Experience is something they have aplenty. Prior to coming together as a musical duo (they married in 2009), Masterson and Whitmore were both seasoned veterans of the Americana and Texas music scenes. Masterson spent his teens playing the blues in Houston clubs before landing hired-gun gigs with acts as varied as Jack Ingram and Son Volt, while the Denton-born Whitmore grew up performing in a family band with her folk- singer dad, Alex, and sister Bonnie (now a solo singer-songwriter) before playing fiddle and violin on dozens of album sessions for the likes of Bruce Robison, Slaid Cleaves, and Shooter Jennings. By their own admission, they are here to “serve the songs.”
The Mastersons, who now call Los Angeles home after stints in Austin, Brooklyn and Terlingua, Texas; recorded their soon to be released “No Time for Love Songs” at L.A.'s legendary Sunset Sound Recorders with Shooter Jennings; it was engineered and mixed by five-time Grammy Award-winning engineer, Ryan Freeland. Shooter had recruited The Mastersons to play on his albums Family Man (2012) and The Other Life (2013), and they’d recently reunited to work on the now Grammy award winning Tanya Tucker's comeback album While I'm Livin', which Jennings co-produced with Brandi Carlile.
As our country becomes more divided," Chris observes, "it makes it harder to connect with loved ones and friends that disagree.
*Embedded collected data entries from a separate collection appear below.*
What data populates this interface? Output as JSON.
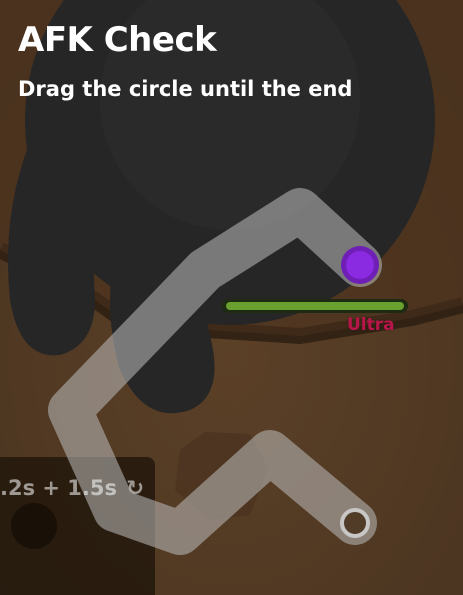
{
  "afk_check": {
    "title": "AFK Check",
    "instruction": "Drag the circle until the end",
    "drag_progress": 0
  },
  "mob_card": {
    "rarity": "Ultra",
    "rarity_color": "#b8164a",
    "health_bar_color": "#6aa02f",
    "health_fraction": 1.0
  },
  "cooldown_slot": {
    "text": ".2s + 1.5s",
    "icon": "refresh-icon",
    "icon_glyph": "↻"
  },
  "colors": {
    "ground": "#5a3f27",
    "mob_body": "#2a2a2a",
    "track": "#bdbdbd",
    "drag_handle": "#8a2be2",
    "end_target": "#bdbdbd"
  }
}
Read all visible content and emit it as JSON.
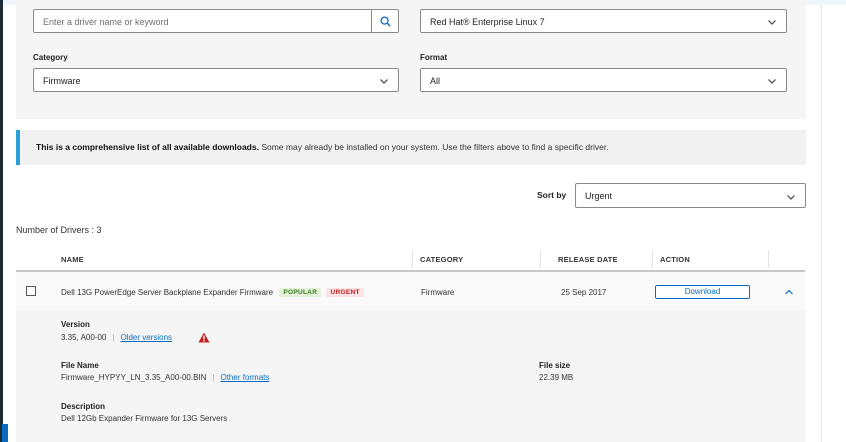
{
  "filters": {
    "search_placeholder": "Enter a driver name or keyword",
    "os_value": "Red Hat® Enterprise Linux 7",
    "category_label": "Category",
    "category_value": "Firmware",
    "format_label": "Format",
    "format_value": "All"
  },
  "notice": {
    "bold": "This is a comprehensive list of all available downloads.",
    "rest": " Some may already be installed on your system. Use the filters above to find a specific driver."
  },
  "sort": {
    "label": "Sort by",
    "value": "Urgent"
  },
  "count_text": "Number of Drivers : 3",
  "table": {
    "headers": {
      "name": "NAME",
      "category": "CATEGORY",
      "release_date": "RELEASE DATE",
      "action": "ACTION"
    },
    "rows": [
      {
        "name": "Dell 13G PowerEdge Server Backplane Expander Firmware",
        "badges": [
          "POPULAR",
          "URGENT"
        ],
        "category": "Firmware",
        "release_date": "25 Sep 2017",
        "action": "Download"
      }
    ]
  },
  "details": {
    "version_label": "Version",
    "version_value": "3.35, A00-00",
    "older_versions": "Older versions",
    "file_name_label": "File Name",
    "file_name_value": "Firmware_HYPYY_LN_3.35_A00-00.BIN",
    "other_formats": "Other formats",
    "file_size_label": "File size",
    "file_size_value": "22.39 MB",
    "description_label": "Description",
    "description_value": "Dell 12Gb Expander Firmware for 13G Servers"
  },
  "colors": {
    "accent": "#0b6cbf",
    "notice_bar": "#2c9fd9",
    "popular": "#357a1c",
    "urgent": "#c3201f"
  }
}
Fundamentally we all want the same things, but we're pitted against each other by extreme rhetoric on both sides. If we can lead with kindness and empathy, there is a way out."
"Only by cataloging and acknowledging loss and grief can we move forward with gratitude for what we have." I agree 100%. Enjoy this conversation with Chris Masterson and Eleanor Whitmore, The Mastersons!